Питер собрался было возразить, но инспектор жестом остановил его:
— Во всем этом деле нас интересует только главное. Можете не беспокоиться. Ваши боевые заслуги являются гарантией вашей честности. А участие в подмене личности Деборы Джеймс мне кажется достаточно безобидным, чтобы привлекать вас за это. В конце концов — вам решать…
Провожая полицейского до порога, Питер еще раз подумал о Дебре. Несмотря на свое помешательство, она была умным и хладнокровным человеком. Одним из примеров мог бы служить тот вечер, когда приехал ее муж. Дебра потом во всем призналась Питеру, и он понял, что ей любой ценой нужно было заставить молчать неудобного свидетеля. Питер вспомнил и о предостережении доктора, уверявшего его, что психическое состояние жены неустойчиво и может вылиться в опасную форму. Тогда он ему, конечно же, не поверил, и так ударил Жордана, что тот потерял сознание.
Привлеченная шумом, Дебра следила за всей сценой и короткой дракой из углубления под лестницей, затем дождалась ухода Питера, который отправился искать ее в саду. Тогда-то она и завершила начатое, пробив голову мужу херувимом.
Оторванного ангела она поставила на место, и статуэтка стояла до тех пор, пока Питер случайно не столкнул ее.

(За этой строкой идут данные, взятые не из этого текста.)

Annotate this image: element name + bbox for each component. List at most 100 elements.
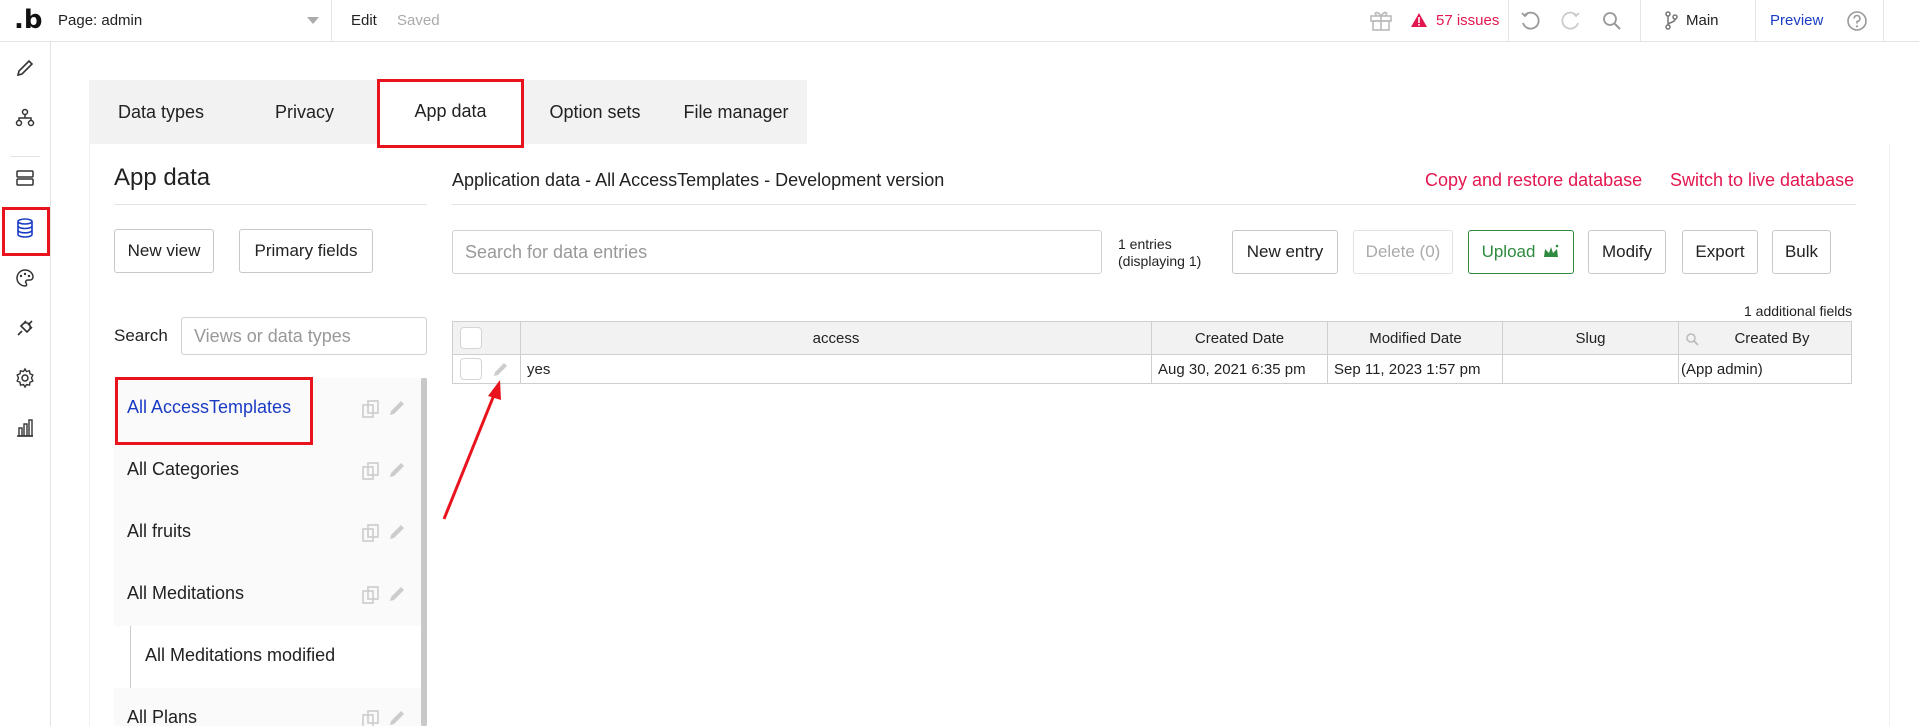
copy-icon[interactable]: [361, 709, 381, 726]
data-tabs: Data types Privacy App data Option sets …: [89, 79, 807, 148]
entries-count-displaying: (displaying 1): [1118, 253, 1202, 269]
view-item-all-categories[interactable]: All Categories: [114, 440, 424, 502]
switch-live-database-link[interactable]: Switch to live database: [1670, 170, 1854, 191]
search-label: Search: [114, 326, 168, 345]
undo-icon[interactable]: [1519, 10, 1541, 32]
tree-line: [130, 626, 131, 688]
view-item-all-meditations[interactable]: All Meditations: [114, 564, 424, 626]
column-divider: [1151, 322, 1152, 383]
chart-icon[interactable]: [13, 416, 37, 440]
column-header-slug[interactable]: Slug: [1503, 330, 1678, 347]
copy-icon[interactable]: [361, 585, 381, 605]
active-view-highlight: [115, 377, 313, 445]
view-item-all-plans[interactable]: All Plans: [114, 688, 424, 726]
bulk-button[interactable]: Bulk: [1772, 230, 1831, 274]
delete-button[interactable]: Delete (0): [1353, 230, 1453, 274]
views-search-input[interactable]: Views or data types: [181, 317, 427, 355]
copy-icon[interactable]: [361, 523, 381, 543]
column-divider: [520, 322, 521, 383]
export-button[interactable]: Export: [1682, 230, 1758, 274]
column-header-created-by[interactable]: Created By: [1693, 330, 1851, 347]
pencil-icon[interactable]: [387, 522, 407, 542]
column-header-modified-date[interactable]: Modified Date: [1328, 330, 1503, 347]
bubble-logo[interactable]: .b: [14, 7, 43, 33]
help-icon[interactable]: [1846, 10, 1868, 32]
tab-file-manager[interactable]: File manager: [665, 80, 807, 144]
primary-fields-button[interactable]: Primary fields: [239, 229, 373, 273]
view-item-label: All fruits: [127, 521, 192, 541]
cell-created-date: Aug 30, 2021 6:35 pm: [1158, 361, 1306, 378]
branch-icon: [1665, 11, 1678, 30]
left-rail: [0, 42, 51, 726]
pencil-icon[interactable]: [387, 584, 407, 604]
chevron-down-icon: [307, 17, 319, 24]
saved-status: Saved: [397, 12, 440, 29]
edit-menu[interactable]: Edit: [351, 12, 377, 29]
cell-access: yes: [527, 361, 551, 378]
plugin-icon[interactable]: [13, 316, 37, 340]
redo-icon[interactable]: [1560, 10, 1582, 32]
cell-modified-date: Sep 11, 2023 1:57 pm: [1334, 361, 1481, 378]
divider: [1755, 0, 1756, 42]
column-header-access[interactable]: access: [521, 330, 1151, 347]
column-divider: [1678, 322, 1679, 383]
tab-app-data[interactable]: App data: [377, 79, 524, 148]
page-selector[interactable]: Page: admin: [50, 0, 332, 42]
pencil-icon[interactable]: [492, 360, 510, 378]
pencil-icon[interactable]: [387, 398, 407, 418]
crown-icon: [1544, 244, 1559, 257]
copy-icon[interactable]: [361, 461, 381, 481]
copy-restore-database-link[interactable]: Copy and restore database: [1425, 170, 1642, 191]
gift-icon[interactable]: [1369, 9, 1393, 31]
divider: [114, 204, 427, 205]
app-data-heading: Application data - All AccessTemplates -…: [452, 170, 945, 190]
view-item-label: All Meditations: [127, 583, 245, 603]
view-item-label: All Categories: [127, 459, 240, 479]
tab-privacy[interactable]: Privacy: [233, 80, 376, 144]
database-stack-icon[interactable]: [13, 166, 37, 190]
view-item-all-fruits[interactable]: All fruits: [114, 502, 424, 564]
branch-selector[interactable]: Main: [1664, 10, 1719, 30]
view-item-label: All Plans: [127, 707, 198, 726]
data-table: access Created Date Modified Date Slug C…: [452, 321, 1852, 384]
upload-label: Upload: [1481, 242, 1536, 261]
row-checkbox[interactable]: [460, 358, 482, 380]
workflow-icon[interactable]: [13, 106, 37, 130]
search-icon[interactable]: [1601, 10, 1623, 32]
divider: [1640, 0, 1641, 42]
pencil-icon[interactable]: [387, 460, 407, 480]
pencil-icon[interactable]: [13, 56, 37, 80]
column-divider: [1502, 322, 1503, 383]
modify-button[interactable]: Modify: [1588, 230, 1666, 274]
copy-icon[interactable]: [361, 399, 381, 419]
new-entry-button[interactable]: New entry: [1232, 230, 1338, 274]
panel-title: App data: [114, 164, 211, 191]
view-item-all-meditations-modified[interactable]: All Meditations modified: [114, 626, 424, 688]
divider: [1508, 0, 1509, 42]
divider: [452, 204, 1856, 205]
preview-link[interactable]: Preview: [1770, 12, 1823, 29]
warning-icon: [1411, 13, 1427, 27]
pencil-icon[interactable]: [387, 708, 407, 726]
tab-option-sets[interactable]: Option sets: [525, 80, 665, 144]
page-selector-label: Page: admin: [58, 12, 143, 29]
additional-fields-label[interactable]: 1 additional fields: [1744, 303, 1852, 319]
table-header: access Created Date Modified Date Slug C…: [453, 322, 1851, 355]
branch-label: Main: [1686, 11, 1719, 29]
views-scrollbar[interactable]: [421, 378, 427, 726]
table-row[interactable]: yes Aug 30, 2021 6:35 pm Sep 11, 2023 1:…: [453, 355, 1851, 383]
issues-indicator[interactable]: 57 issues: [1410, 9, 1499, 31]
settings-icon[interactable]: [13, 366, 37, 390]
tab-data-types[interactable]: Data types: [89, 80, 233, 144]
new-view-button[interactable]: New view: [114, 229, 214, 273]
cell-created-by: (App admin): [1681, 361, 1763, 378]
select-all-checkbox[interactable]: [460, 327, 482, 349]
column-header-created-date[interactable]: Created Date: [1152, 330, 1327, 347]
divider: [1883, 0, 1884, 42]
data-entries-search-input[interactable]: Search for data entries: [452, 230, 1102, 274]
upload-button[interactable]: Upload: [1468, 230, 1574, 274]
view-item-label: All Meditations modified: [145, 645, 336, 665]
entries-count-total: 1 entries: [1118, 236, 1172, 252]
palette-icon[interactable]: [13, 266, 37, 290]
column-divider: [1327, 322, 1328, 383]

Догадался ли полицейский о произошедшей драме, или считал виновными обоих? Питера это не особенно беспокоило, тем более что версия дорожного происшествия его вполне устраивала.
Инспектор расстался с ним, крепко пожав руку и пожелав всего хорошего.

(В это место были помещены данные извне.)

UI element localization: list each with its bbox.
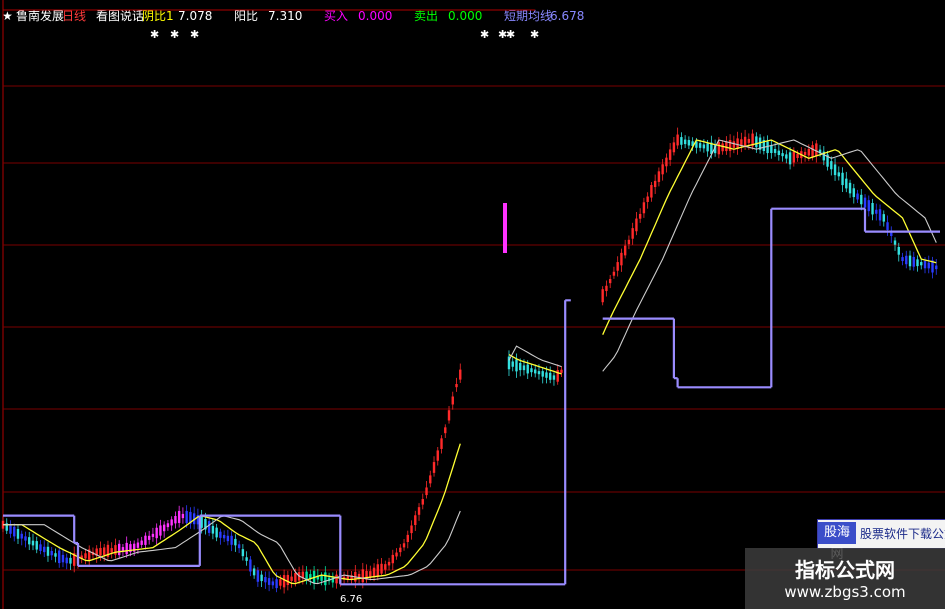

После ухода полицейского Питер принял горячую ванну, побрился. Сразу полегчало. Надев полотняные брюки, он поднялся на второй этаж, чтобы взять одну из новых сорочек, сложенных Деброй в комнате Виолетты.
Войдя в комнату, откуда он недавно убрал все цветы, Сатклиф остановил взгляд на портрете покойной. Он словно бросил ей вызов, торжествующе-ироничный. Взяв рамку и перевернув ее, перечитал надпись, некогда сделанную Виолеттой: «Посеянное зло дает всходы и расцветает…» — и улыбнулся при мысли, что теперь-то уж она никому не сможет навредить. При первой же возможности он избавится от всех их вещей, как избавился от дневника.
Однако Виолетта казалась такой хорошенькой со своей загадочной улыбкой, со своей чарующей красотой, что можно было усомниться в ее виновности. Питеру подумалось, что и она, возможно, была всего лишь жертвой, игрушкой темных сил.